How to stop your kitty from biting or clawing you

If your kitten's naughty behavior includes biting, clawing, or climbing, try saying “ouch!” in a high-pitched voice and gently place her on the floor. After you do this, don't pay attention to her for a few minutes even if she gets back in your lap.

When kittens play, they squeak if the play has gone too far and hurts them. By using a high-pitched voice to express your dismay, you're telling your kitten, in her language, that she has gone too far.  Your “ouch” shows her in a gentle and non-abusive way that what she did was painful and that she's not going to get attention if she does things that hurt you.

Try to distract your kitten when she is being naughty

Watch your kitten for signs that he or she is starting to get overexcited. Usually these signs include a swishing tail and getting ready to pounce. She may start eying an object she wishes to climb. When you see these signs, take out a “thing on a string” toy and get her attention. A few minutes of play will redirect her energy away from climbing your curtains or exploring your counter.  In fact, any kind of interactive toy will be good to minimize her hyperactivity.

Make sure to include a play session before you go to bed

If your kitten gets hyper when you're sleeping or preparing for bed, give her an energetic play session about half an hour before you plan to go to bed. After the play session, give her a small helping of food. Playing will help her lose her excess energy and the food will help her sleep. If you decide to feed your kitten before bed, do not give her more food than she's currently eating.

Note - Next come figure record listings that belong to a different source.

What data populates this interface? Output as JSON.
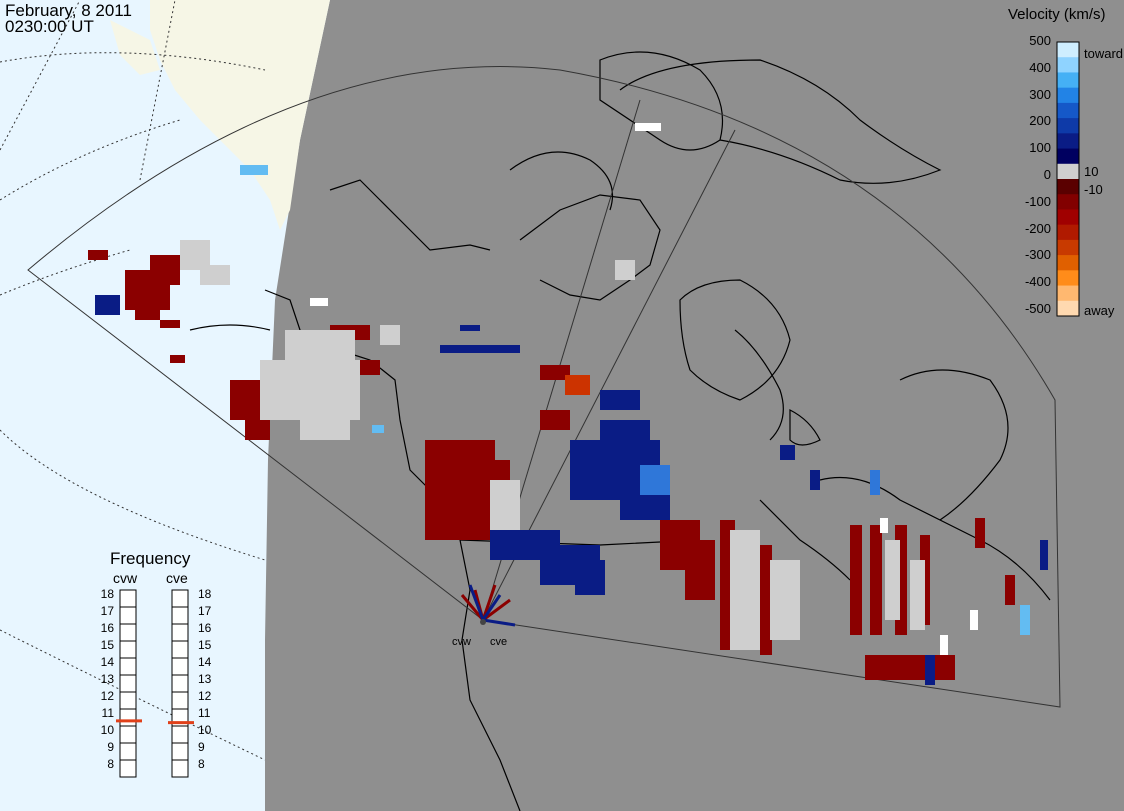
{
  "title": {
    "date": "February, 8 2011",
    "time": "0230:00 UT"
  },
  "colorbar": {
    "title": "Velocity (km/s)",
    "ticks": [
      "500",
      "400",
      "300",
      "200",
      "100",
      "0",
      "-100",
      "-200",
      "-300",
      "-400",
      "-500"
    ],
    "labels": {
      "toward": "toward",
      "away": "away",
      "pos": "10",
      "neg": "-10"
    },
    "colors": [
      "#cfeeff",
      "#8fd3ff",
      "#45b0f5",
      "#2283e6",
      "#1558c8",
      "#0e3aa8",
      "#0a1c85",
      "#000060",
      "#cfcfcf",
      "#5a0000",
      "#820000",
      "#a00000",
      "#b01a00",
      "#c83a00",
      "#e06000",
      "#ff8c1a",
      "#ffb870",
      "#ffd9b0"
    ]
  },
  "frequency": {
    "title": "Frequency",
    "radars": [
      {
        "name": "cvw",
        "value": 10.8
      },
      {
        "name": "cve",
        "value": 10.7
      }
    ],
    "scale": [
      "18",
      "17",
      "16",
      "15",
      "14",
      "13",
      "12",
      "11",
      "10",
      "9",
      "8"
    ]
  },
  "sites": [
    "cvw",
    "cve"
  ],
  "map_colors": {
    "land": "#8f8f8f",
    "ocean": "#e8f6ff",
    "land_day": "#f6f6e6"
  }
}
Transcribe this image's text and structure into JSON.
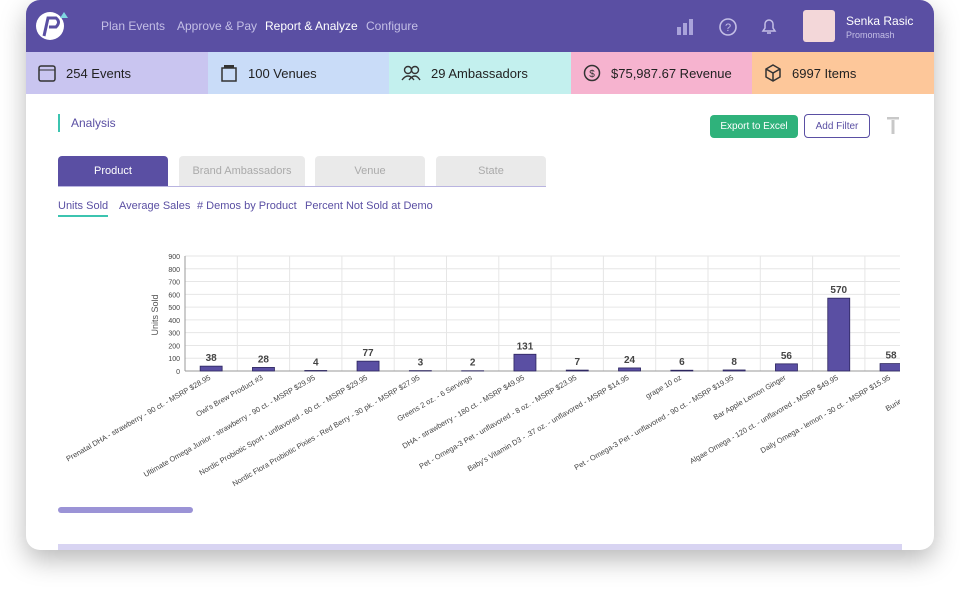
{
  "nav": {
    "items": [
      "Plan Events",
      "Approve & Pay",
      "Report & Analyze",
      "Configure"
    ]
  },
  "user": {
    "name": "Senka Rasic",
    "company": "Promomash"
  },
  "stats": [
    "254 Events",
    "100 Venues",
    "29 Ambassadors",
    "$75,987.67 Revenue",
    "6997 Items"
  ],
  "section": {
    "title": "Analysis"
  },
  "buttons": {
    "export": "Export to Excel",
    "filter": "Add Filter"
  },
  "tabs": [
    "Product",
    "Brand Ambassadors",
    "Venue",
    "State"
  ],
  "subtabs": [
    "Units Sold",
    "Average Sales",
    "# Demos by Product",
    "Percent Not Sold at Demo"
  ],
  "chart_data": {
    "type": "bar",
    "y_label": "Units Sold",
    "color": "#5a4fa3",
    "categories": [
      "Prenatal DHA - strawberry - 90 ct. - MSRP $28.95",
      "Owl's Brew Product #3",
      "Ultimate Omega Junior - strawberry - 90 ct. - MSRP $29.95",
      "Nordic Probiotic Sport - unflavored - 60 ct. - MSRP $29.95",
      "Nordic Flora Probiotic Pixies - Red Berry - 30 pk. - MSRP $27.95",
      "Greens 2 oz. - 6 Servings",
      "DHA - strawberry - 180 ct. - MSRP $49.95",
      "Pet - Omega-3 Pet - unflavored - 8 oz. - MSRP $23.95",
      "Baby's Vitamin D3 - .37 oz. - unflavored - MSRP $14.95",
      "grape 10 oz",
      "Pet - Omega-3 Pet - unflavored - 90 ct. - MSRP $19.95",
      "Bar Apple Lemon Ginger",
      "Algae Omega - 120 ct. - unflavored - MSRP $49.95",
      "Daily Omega - lemon - 30 ct. - MSRP $15.95",
      "Buried Treasure - A"
    ],
    "values": [
      38,
      28,
      4,
      77,
      3,
      2,
      131,
      7,
      24,
      6,
      8,
      56,
      570,
      58,
      null
    ],
    "ylim": [
      0,
      900
    ],
    "yticks": [
      0,
      100,
      200,
      300,
      400,
      500,
      600,
      700,
      800,
      900
    ],
    "grid": true
  }
}
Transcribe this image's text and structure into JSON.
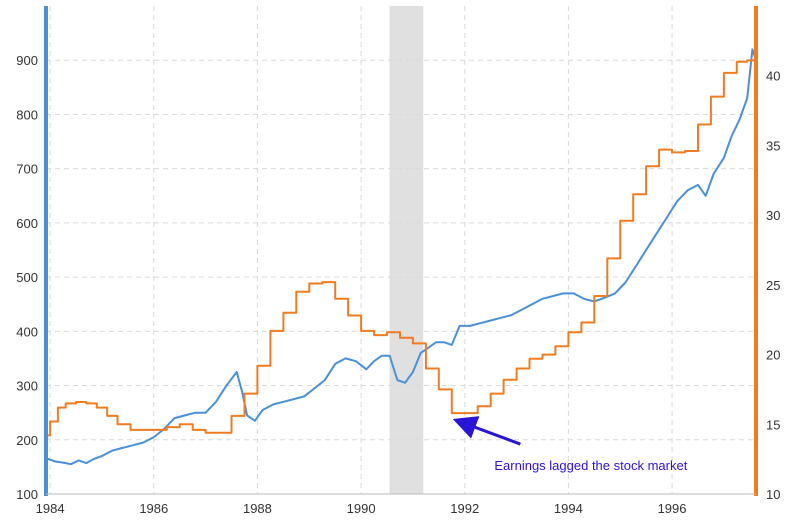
{
  "colors": {
    "left_axis": "#4a90d9",
    "right_axis": "#f07c22",
    "index_line": "#4a90d9",
    "earnings_line": "#f07c22",
    "recession_band": "#e0e0e0",
    "grid": "#d9d9d9",
    "annotation": "#2a14d6"
  },
  "chart_data": {
    "type": "line",
    "title": "",
    "xlabel": "",
    "ylabel": "",
    "grid": true,
    "xlim": [
      1983.92,
      1997.62
    ],
    "ylim_left": [
      100,
      1000
    ],
    "ylim_right": [
      10,
      45
    ],
    "x_ticks": [
      1984,
      1986,
      1988,
      1990,
      1992,
      1994,
      1996
    ],
    "x_tick_labels": [
      "1984",
      "1986",
      "1988",
      "1990",
      "1992",
      "1994",
      "1996"
    ],
    "y_left_ticks": [
      100,
      200,
      300,
      400,
      500,
      600,
      700,
      800,
      900
    ],
    "y_left_tick_labels": [
      "100",
      "200",
      "300",
      "400",
      "500",
      "600",
      "700",
      "800",
      "900"
    ],
    "y_right_ticks": [
      10,
      15,
      20,
      25,
      30,
      35,
      40
    ],
    "y_right_tick_labels": [
      "10",
      "15",
      "20",
      "25",
      "30",
      "35",
      "40"
    ],
    "shaded_regions": [
      {
        "x_start": 1990.55,
        "x_end": 1991.2
      }
    ],
    "series": [
      {
        "axis": "left",
        "x": [
          1983.95,
          1984.1,
          1984.25,
          1984.4,
          1984.55,
          1984.7,
          1984.85,
          1985.0,
          1985.2,
          1985.4,
          1985.6,
          1985.8,
          1986.0,
          1986.2,
          1986.4,
          1986.6,
          1986.8,
          1987.0,
          1987.2,
          1987.4,
          1987.6,
          1987.7,
          1987.8,
          1987.95,
          1988.1,
          1988.3,
          1988.5,
          1988.7,
          1988.9,
          1989.1,
          1989.3,
          1989.5,
          1989.7,
          1989.9,
          1990.1,
          1990.25,
          1990.4,
          1990.55,
          1990.7,
          1990.85,
          1991.0,
          1991.15,
          1991.3,
          1991.45,
          1991.6,
          1991.75,
          1991.9,
          1992.1,
          1992.3,
          1992.5,
          1992.7,
          1992.9,
          1993.1,
          1993.3,
          1993.5,
          1993.7,
          1993.9,
          1994.1,
          1994.3,
          1994.5,
          1994.7,
          1994.9,
          1995.1,
          1995.3,
          1995.5,
          1995.7,
          1995.9,
          1996.1,
          1996.3,
          1996.5,
          1996.65,
          1996.8,
          1997.0,
          1997.15,
          1997.3,
          1997.45,
          1997.55,
          1997.62
        ],
        "y": [
          165,
          160,
          158,
          155,
          162,
          157,
          165,
          170,
          180,
          185,
          190,
          195,
          205,
          220,
          240,
          245,
          250,
          250,
          270,
          300,
          325,
          290,
          245,
          235,
          255,
          265,
          270,
          275,
          280,
          295,
          310,
          340,
          350,
          345,
          330,
          345,
          355,
          355,
          310,
          305,
          325,
          360,
          370,
          380,
          380,
          375,
          410,
          410,
          415,
          420,
          425,
          430,
          440,
          450,
          460,
          465,
          470,
          470,
          460,
          455,
          462,
          470,
          490,
          520,
          550,
          580,
          610,
          640,
          660,
          670,
          650,
          690,
          720,
          760,
          790,
          830,
          920,
          900
        ]
      },
      {
        "axis": "right",
        "x": [
          1983.95,
          1984.0,
          1984.15,
          1984.3,
          1984.5,
          1984.7,
          1984.9,
          1985.1,
          1985.3,
          1985.55,
          1985.75,
          1986.0,
          1986.25,
          1986.5,
          1986.75,
          1987.0,
          1987.25,
          1987.5,
          1987.75,
          1988.0,
          1988.25,
          1988.5,
          1988.75,
          1989.0,
          1989.25,
          1989.5,
          1989.75,
          1990.0,
          1990.25,
          1990.5,
          1990.75,
          1991.0,
          1991.25,
          1991.5,
          1991.75,
          1992.0,
          1992.25,
          1992.5,
          1992.75,
          1993.0,
          1993.25,
          1993.5,
          1993.75,
          1994.0,
          1994.25,
          1994.5,
          1994.75,
          1995.0,
          1995.25,
          1995.5,
          1995.75,
          1996.0,
          1996.25,
          1996.5,
          1996.75,
          1997.0,
          1997.25,
          1997.45,
          1997.62
        ],
        "y": [
          14.2,
          15.2,
          16.2,
          16.5,
          16.6,
          16.5,
          16.2,
          15.6,
          15.0,
          14.6,
          14.6,
          14.6,
          14.8,
          15.0,
          14.6,
          14.4,
          14.4,
          15.6,
          17.2,
          19.2,
          21.7,
          23.0,
          24.5,
          25.1,
          25.2,
          24.0,
          22.8,
          21.7,
          21.4,
          21.6,
          21.2,
          20.8,
          19.0,
          17.5,
          15.8,
          15.8,
          16.3,
          17.2,
          18.2,
          19.0,
          19.7,
          20.0,
          20.6,
          21.6,
          22.3,
          24.2,
          26.9,
          29.6,
          31.5,
          33.5,
          34.7,
          34.5,
          34.6,
          36.5,
          38.5,
          40.2,
          41.0,
          41.1,
          41.1
        ]
      }
    ],
    "annotations": [
      {
        "text": "Earnings lagged the stock market",
        "x": 1991.8,
        "y_right": 15.3
      }
    ]
  }
}
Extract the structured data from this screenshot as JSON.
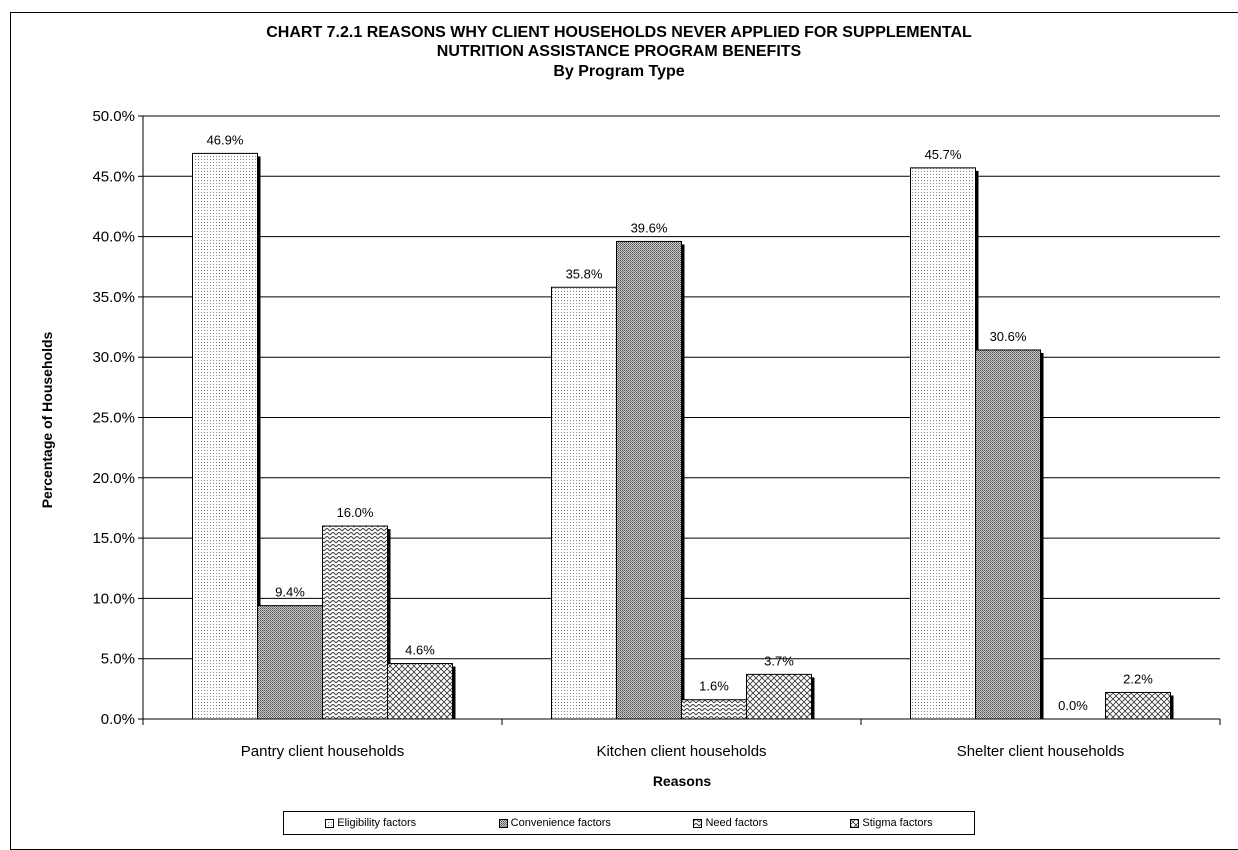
{
  "chart_data": {
    "type": "bar",
    "title": "CHART 7.2.1     REASONS WHY CLIENT HOUSEHOLDS NEVER APPLIED FOR SUPPLEMENTAL",
    "title_line2": "NUTRITION ASSISTANCE PROGRAM BENEFITS",
    "subtitle": "By Program Type",
    "xlabel": "Reasons",
    "ylabel": "Percentage of Households",
    "ylim": [
      0,
      50
    ],
    "y_ticks": [
      "0.0%",
      "5.0%",
      "10.0%",
      "15.0%",
      "20.0%",
      "25.0%",
      "30.0%",
      "35.0%",
      "40.0%",
      "45.0%",
      "50.0%"
    ],
    "categories": [
      "Pantry client households",
      "Kitchen client households",
      "Shelter client households"
    ],
    "series": [
      {
        "name": "Eligibility factors",
        "values": [
          46.9,
          35.8,
          45.7
        ],
        "labels": [
          "46.9%",
          "35.8%",
          "45.7%"
        ],
        "pattern": "dots-fine"
      },
      {
        "name": "Convenience factors",
        "values": [
          9.4,
          39.6,
          30.6
        ],
        "labels": [
          "9.4%",
          "39.6%",
          "30.6%"
        ],
        "pattern": "dots-dense"
      },
      {
        "name": "Need factors",
        "values": [
          16.0,
          1.6,
          0.0
        ],
        "labels": [
          "16.0%",
          "1.6%",
          "0.0%"
        ],
        "pattern": "zigzag"
      },
      {
        "name": "Stigma factors",
        "values": [
          4.6,
          3.7,
          2.2
        ],
        "labels": [
          "4.6%",
          "3.7%",
          "2.2%"
        ],
        "pattern": "crosshatch"
      }
    ],
    "grid": true,
    "legend_position": "bottom"
  }
}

Give her the same amount of food but divide it into smaller portions throughout the day.

Kittens need to be on a diet of a healthy, well balanced food

Make sure that your kitten is on a healthy, well-balanced food.  Sometimes the over- the- counter variety can cause hyperactivity in cats.  You can also talk to your vet about herbal remedies.  Sometimes they will recommend an herb that you can put in your kitten’s bed to relax him or her.

While kittens can be a handful at times, with some training, effort and love, they will become manageable during these formative and sometimes trying years.  Then you will have a well behaved happy cat and pet parent.